DISCRIMINATING POTASSIUM FELDSPAR FROM LCT AND NYF PEGMATITES BY LASER-INDUCED BREAKDOWN SPECTROSCOPY (LIBS)

Granitic pegmatites provide rare metals which are critical for many modern technologies. Although exhibiting a wide diversity in composition, two families of granitic pegmatites are widely recognized – LCT pegmatites characterized by enrichment in Li, Cs, Rb, Be and Ta & NYF pegmatites characterized by enrichment in Nb, Ti, Y, REE, Zr, U, Th & F. Although both pegmatite types are considered to be derived from highly evolved and volatile-rich melts, the former are typically associated with peraluminous granites whereas the latter are generally associated with metaluminous to alkaline/peralkaline granites Although biotite tends to dominate over muscovite in NYF pegmatites, these two pegmatite types sometimes can be difficult to distinguish in the field. Handheld laser-induced breakdown spectroscopy (LIBS) offers a potential solution.

LIBS is a straightforward and versatile form of atomic emission spectroscopy that focuses a short-duration, rapidly-pulsed laser beam onto a sample to create a plasma containing its constituent elements and then uses spectral analysis of the emitted light to detect the elements present. LIBS analysis can be performed in the laboratory or the ambient environment for rapid in-situ, on-site analysis using commercial handheld analyzers.
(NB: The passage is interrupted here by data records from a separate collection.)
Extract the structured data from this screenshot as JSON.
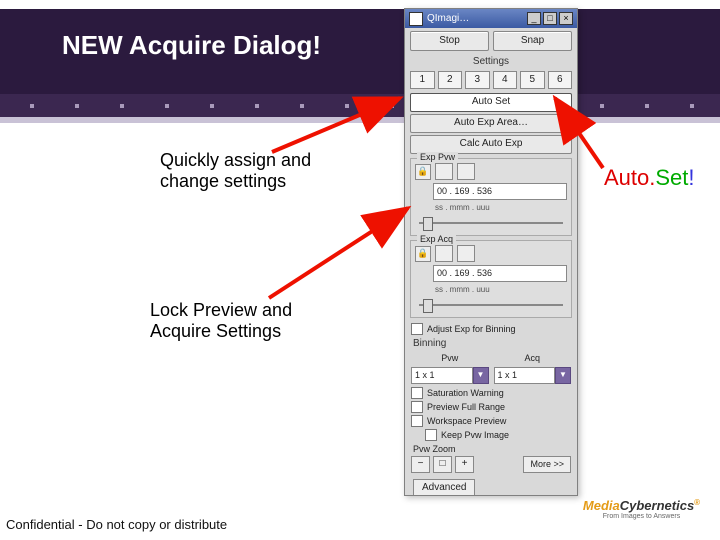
{
  "slide": {
    "title": "NEW Acquire Dialog!",
    "callout_settings": "Quickly assign and change settings",
    "callout_lock": "Lock Preview and Acquire Settings",
    "callout_autoset_1": "Auto.",
    "callout_autoset_2": "Set",
    "callout_autoset_3": "!",
    "footer": "Confidential - Do not copy or distribute",
    "logo_media": "Media",
    "logo_cyber": "Cybernetics",
    "logo_reg": "®",
    "logo_tag": "From Images to Answers"
  },
  "dialog": {
    "title": "QImagi…",
    "stop": "Stop",
    "snap": "Snap",
    "settings_label": "Settings",
    "preset_buttons": [
      "1",
      "2",
      "3",
      "4",
      "5",
      "6"
    ],
    "auto_set": "Auto Set",
    "auto_exp_area": "Auto Exp Area…",
    "calc_auto_exp": "Calc Auto Exp",
    "exp_pvw_label": "Exp Pvw",
    "exp_acq_label": "Exp Acq",
    "time_value": "00 . 169 . 536",
    "time_units": "ss . mmm . uuu",
    "adjust_exp": "Adjust Exp for Binning",
    "binning_label": "Binning",
    "pvw_label": "Pvw",
    "acq_label": "Acq",
    "bin_pvw": "1 x 1",
    "bin_acq": "1 x 1",
    "sat_warn": "Saturation Warning",
    "prev_full": "Preview Full Range",
    "workspace_prev": "Workspace Preview",
    "keep_pvw": "Keep Pvw Image",
    "pvw_zoom_label": "Pvw Zoom",
    "zoom_minus": "−",
    "zoom_fit": "□",
    "zoom_plus": "+",
    "more": "More >>",
    "advanced_tab": "Advanced"
  }
}
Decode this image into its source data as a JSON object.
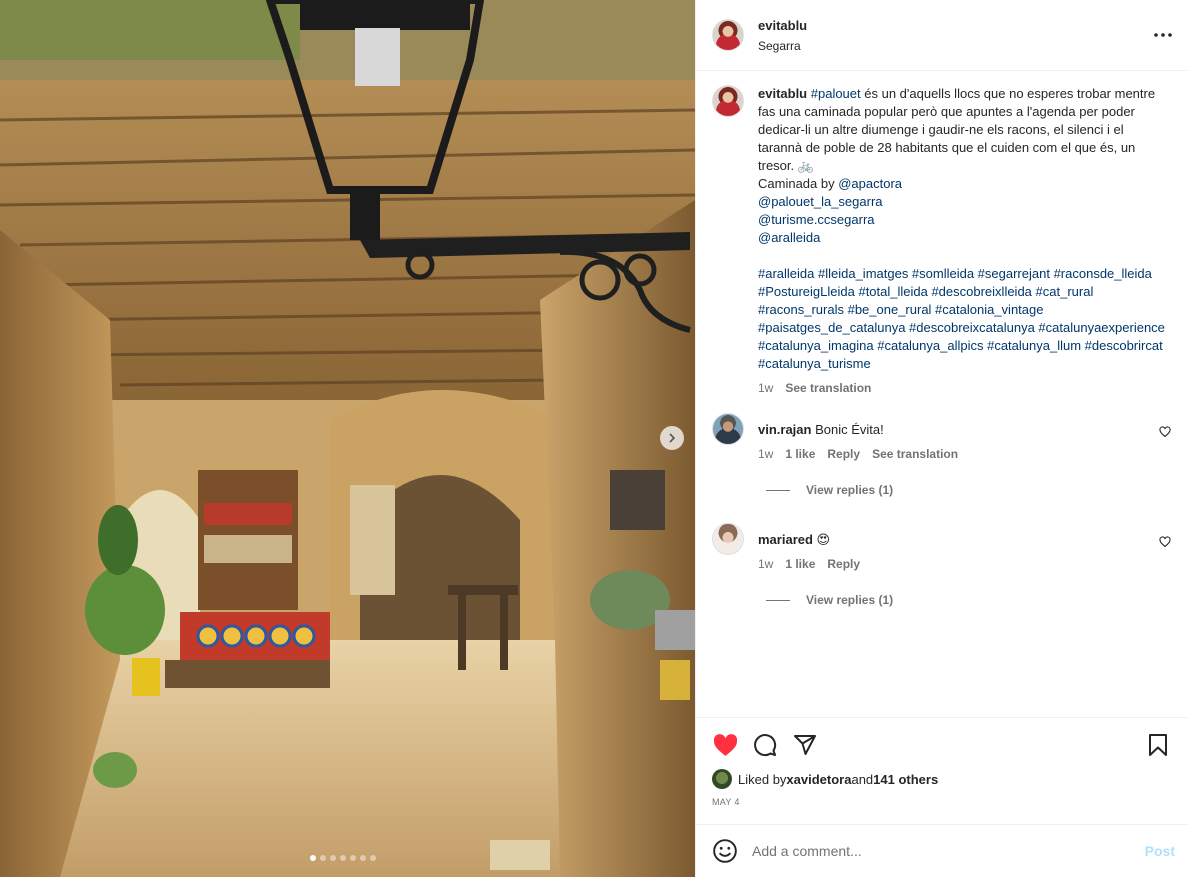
{
  "post": {
    "username": "evitablu",
    "location": "Segarra",
    "photo_alt": "Stone arched passage with wooden beam ceiling, wrought-iron lantern, bookshelf and plants",
    "carousel_total": 7,
    "carousel_active": 1
  },
  "caption": {
    "username": "evitablu",
    "hashtag_intro": "#palouet",
    "text": " és un d'aquells llocs que no esperes trobar mentre fas una caminada popular però que apuntes a l'agenda per poder dedicar-li un altre diumenge i gaudir-ne els racons, el silenci i el tarannà de poble de 28 habitants que el cuiden com el que és, un tresor. 🚲",
    "caminada": "Caminada by ",
    "mentions": [
      "@apactora",
      "@palouet_la_segarra",
      "@turisme.ccsegarra",
      "@aralleida"
    ],
    "hashtags": "#aralleida #lleida_imatges #somlleida #segarrejant #raconsde_lleida #PostureigLleida #total_lleida #descobreixlleida #cat_rural #racons_rurals #be_one_rural #catalonia_vintage #paisatges_de_catalunya #descobreixcatalunya #catalunyaexperience #catalunya_imagina #catalunya_allpics #catalunya_llum #descobrircat #catalunya_turisme",
    "time": "1w",
    "see_translation": "See translation"
  },
  "comments": [
    {
      "username": "vin.rajan",
      "text": "Bonic Évita!",
      "time": "1w",
      "likes": "1 like",
      "reply": "Reply",
      "see_translation": "See translation",
      "view_replies": "View replies (1)"
    },
    {
      "username": "mariared",
      "text": "😍",
      "time": "1w",
      "likes": "1 like",
      "reply": "Reply",
      "view_replies": "View replies (1)"
    }
  ],
  "likes": {
    "prefix": "Liked by ",
    "user": "xavidetora",
    "and": " and ",
    "others": "141 others"
  },
  "date": "MAY 4",
  "composer": {
    "placeholder": "Add a comment...",
    "post_label": "Post"
  },
  "colors": {
    "like_red": "#ff3040",
    "link_blue": "#00376b",
    "post_disabled": "#b2dffc",
    "meta_gray": "#737373"
  },
  "icons": [
    "more-icon",
    "heart-filled-icon",
    "comment-icon",
    "share-icon",
    "bookmark-icon",
    "emoji-icon",
    "chevron-right-icon",
    "heart-outline-icon"
  ]
}
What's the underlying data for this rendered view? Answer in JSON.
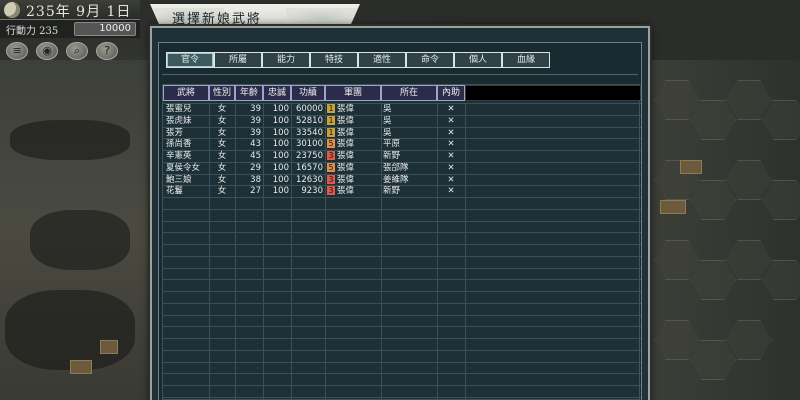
{
  "hud": {
    "date": "235年 9月 1日",
    "action_points": "行動力 235",
    "gold": "10000"
  },
  "dialog": {
    "title": "選擇新娘武將",
    "tabs": [
      "官令",
      "所屬",
      "能力",
      "特技",
      "適性",
      "命令",
      "個人",
      "血緣"
    ],
    "active_tab": 0
  },
  "table": {
    "columns": [
      "武將",
      "性別",
      "年齡",
      "忠誠",
      "功績",
      "軍團",
      "所在",
      "內助"
    ],
    "rows": [
      {
        "name": "張蜜兒",
        "sex": "女",
        "age": "39",
        "loyalty": "100",
        "merit": "60000",
        "legion_no": "1",
        "legion_color": "#c9a33a",
        "legion": "張偉",
        "location": "吳",
        "aid": "✕"
      },
      {
        "name": "張虎妹",
        "sex": "女",
        "age": "39",
        "loyalty": "100",
        "merit": "52810",
        "legion_no": "1",
        "legion_color": "#c9a33a",
        "legion": "張偉",
        "location": "吳",
        "aid": "✕"
      },
      {
        "name": "張芳",
        "sex": "女",
        "age": "39",
        "loyalty": "100",
        "merit": "33540",
        "legion_no": "1",
        "legion_color": "#c9a33a",
        "legion": "張偉",
        "location": "吳",
        "aid": "✕"
      },
      {
        "name": "孫尚香",
        "sex": "女",
        "age": "43",
        "loyalty": "100",
        "merit": "30100",
        "legion_no": "5",
        "legion_color": "#e0904a",
        "legion": "張偉",
        "location": "平原",
        "aid": "✕"
      },
      {
        "name": "辛憲英",
        "sex": "女",
        "age": "45",
        "loyalty": "100",
        "merit": "23750",
        "legion_no": "3",
        "legion_color": "#e0584a",
        "legion": "張偉",
        "location": "新野",
        "aid": "✕"
      },
      {
        "name": "夏侯令女",
        "sex": "女",
        "age": "29",
        "loyalty": "100",
        "merit": "16570",
        "legion_no": "5",
        "legion_color": "#e0904a",
        "legion": "張偉",
        "location": "張郃隊",
        "aid": "✕"
      },
      {
        "name": "鮑三娘",
        "sex": "女",
        "age": "38",
        "loyalty": "100",
        "merit": "12630",
        "legion_no": "3",
        "legion_color": "#e0584a",
        "legion": "張偉",
        "location": "姜維隊",
        "aid": "✕"
      },
      {
        "name": "花鬘",
        "sex": "女",
        "age": "27",
        "loyalty": "100",
        "merit": "9230",
        "legion_no": "3",
        "legion_color": "#e0584a",
        "legion": "張偉",
        "location": "新野",
        "aid": "✕"
      }
    ]
  }
}
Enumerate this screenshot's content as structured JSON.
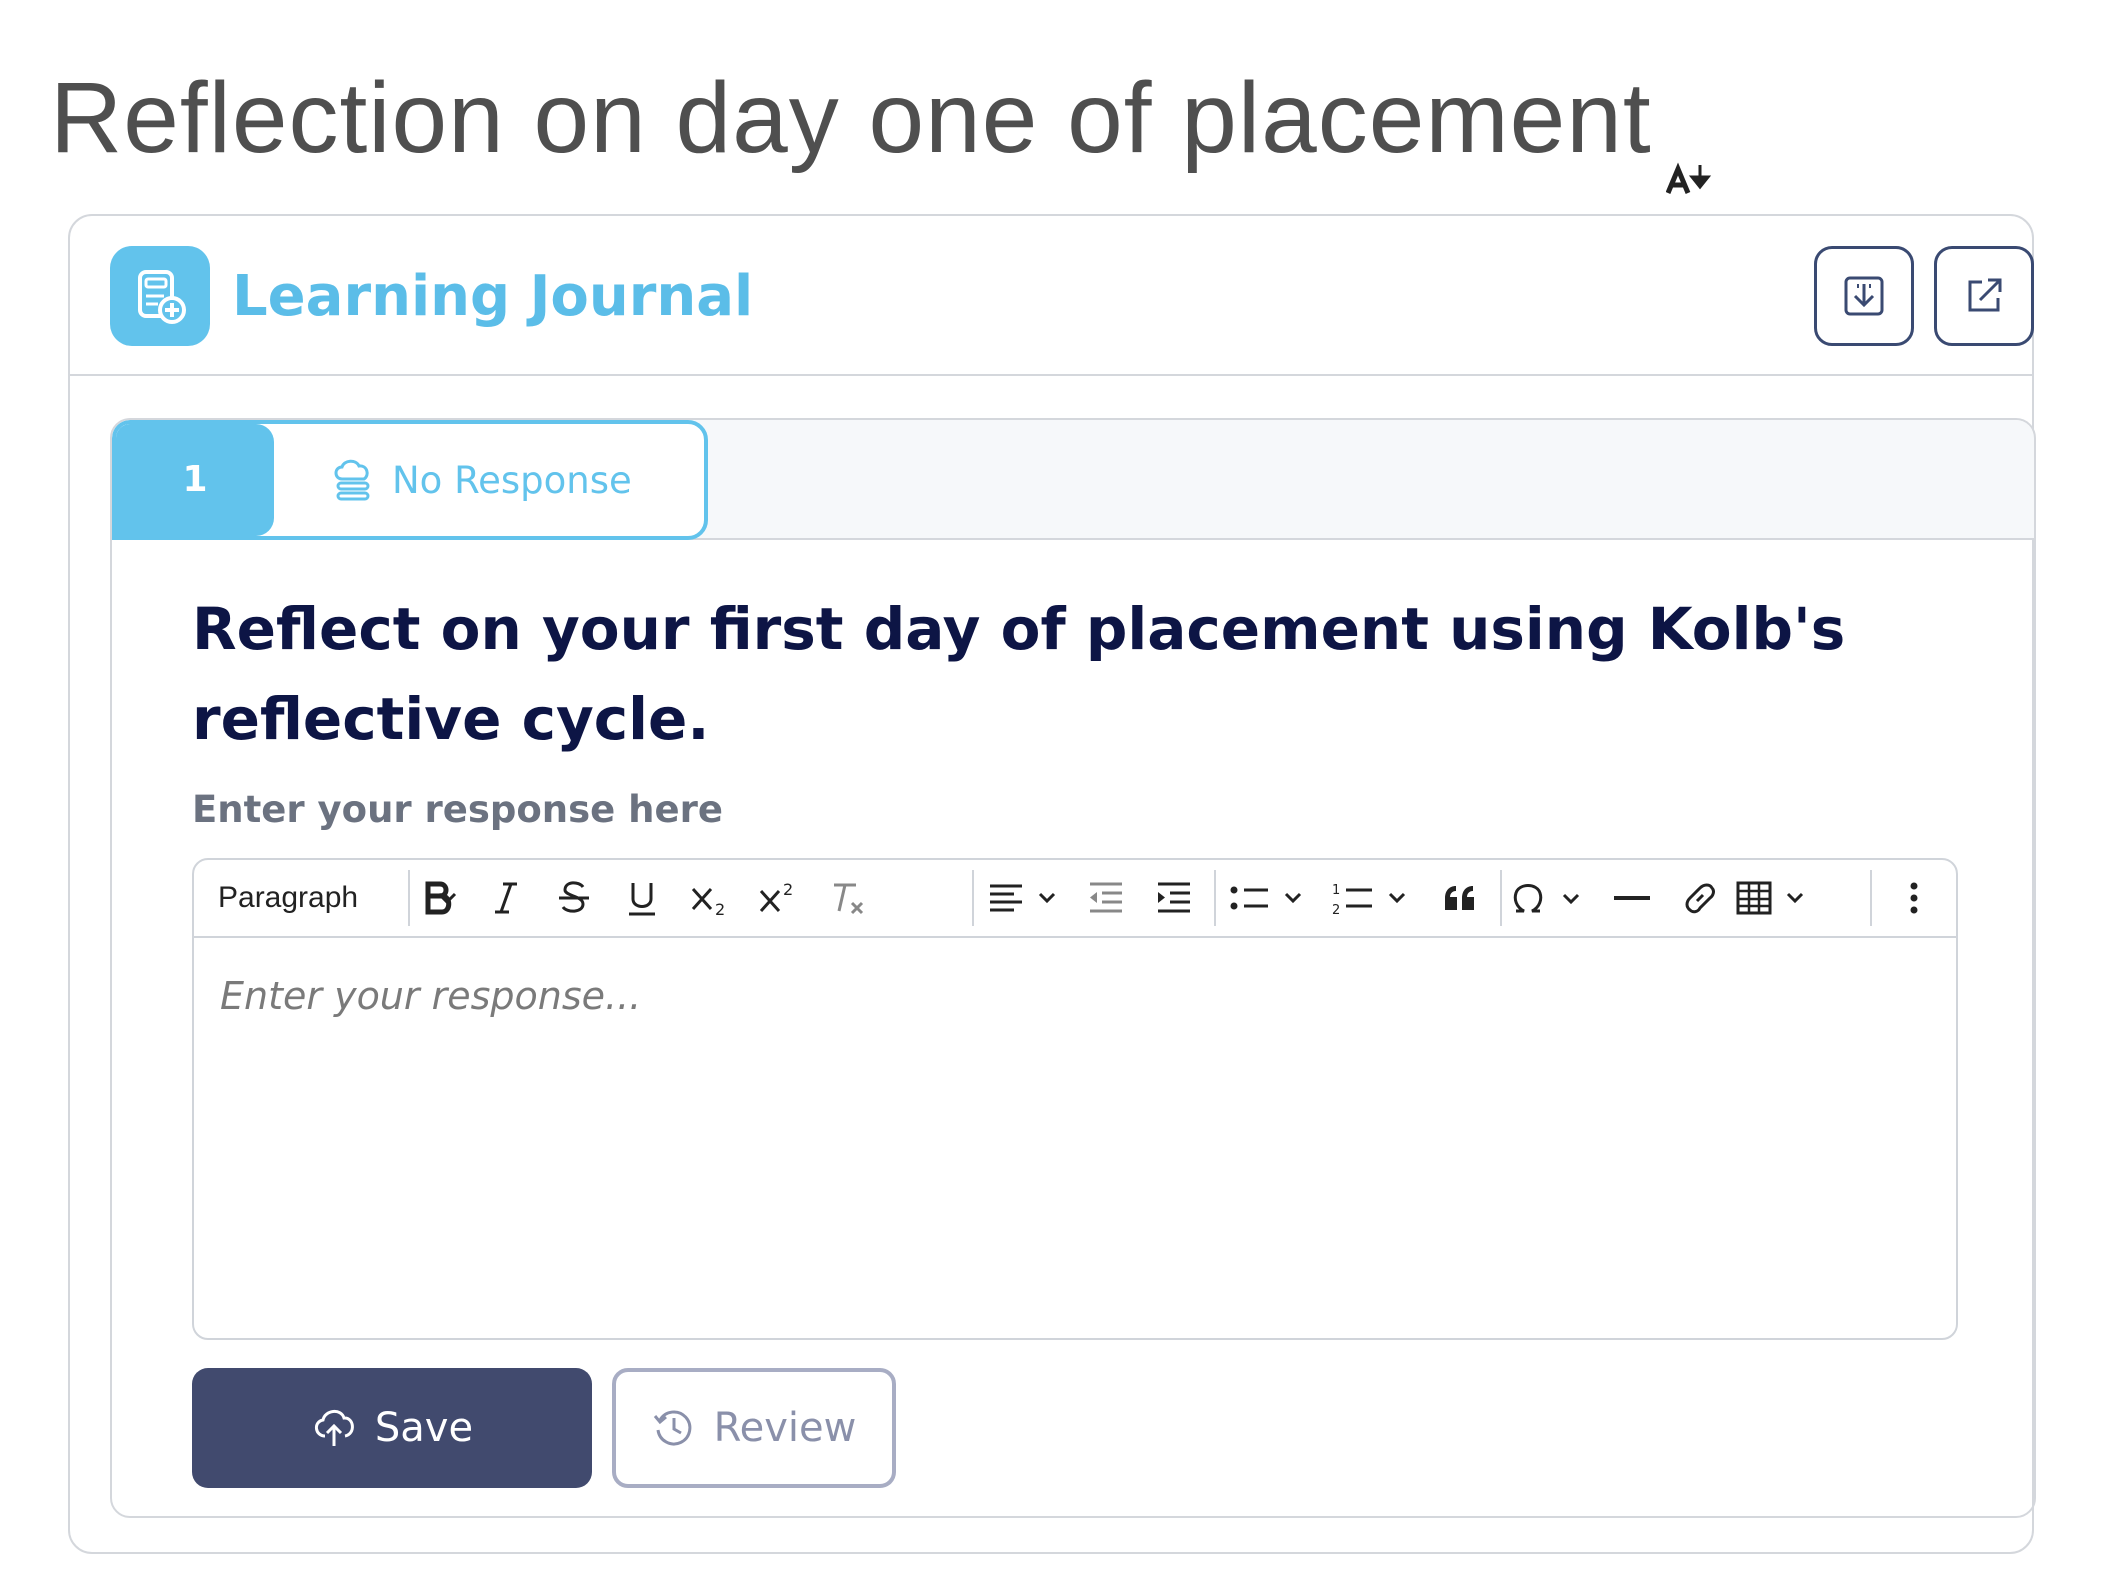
{
  "page": {
    "title": "Reflection on day one of placement"
  },
  "journal": {
    "title": "Learning Journal",
    "download_button": "download-icon",
    "open_button": "external-link-icon"
  },
  "question": {
    "number": "1",
    "status": "No Response",
    "text": "Reflect on your first day of placement using Kolb's reflective cycle.",
    "response_label": "Enter your response here"
  },
  "editor": {
    "format_value": "Paragraph",
    "placeholder": "Enter your response..."
  },
  "actions": {
    "save_label": "Save",
    "review_label": "Review"
  },
  "colors": {
    "accent": "#62c3ec",
    "heading": "#0d1545",
    "primary_button": "#414a6e"
  }
}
A broadband LIBS spectrum contains information on all elements in a geomaterial above their intrinsic detection limits for that matrix type and can be considered a diagnostic geochemical fingerprint.

As a foundation for this LIBS study, compositional analysis by EMP and LA-ICP-MS was undertaken for K-feldspar from 28 known sources (13 LCT & 15 NYF). Chemometric analysis of this data demonstrated that the two pegmatite types could be reliably distinguished on the basis of major and trace element composition. Then, LIBS spectra were acquired for these 28 samples using a SciAps Z-903 handheld analyzer. The broadband LIBS spectra (190-975 nm) were pre-processed through normalization and baseline correction and then used to train and validate a random forest classifier. Finally, LIBS spectra for 46 additional ‘blind’ samples were tested against the trained algorithm with >96% classification success. These results suggest that integration of an appropriate spectral library onto a handheld analyzer holds promise for real-time pegmatite type discrimination in the field.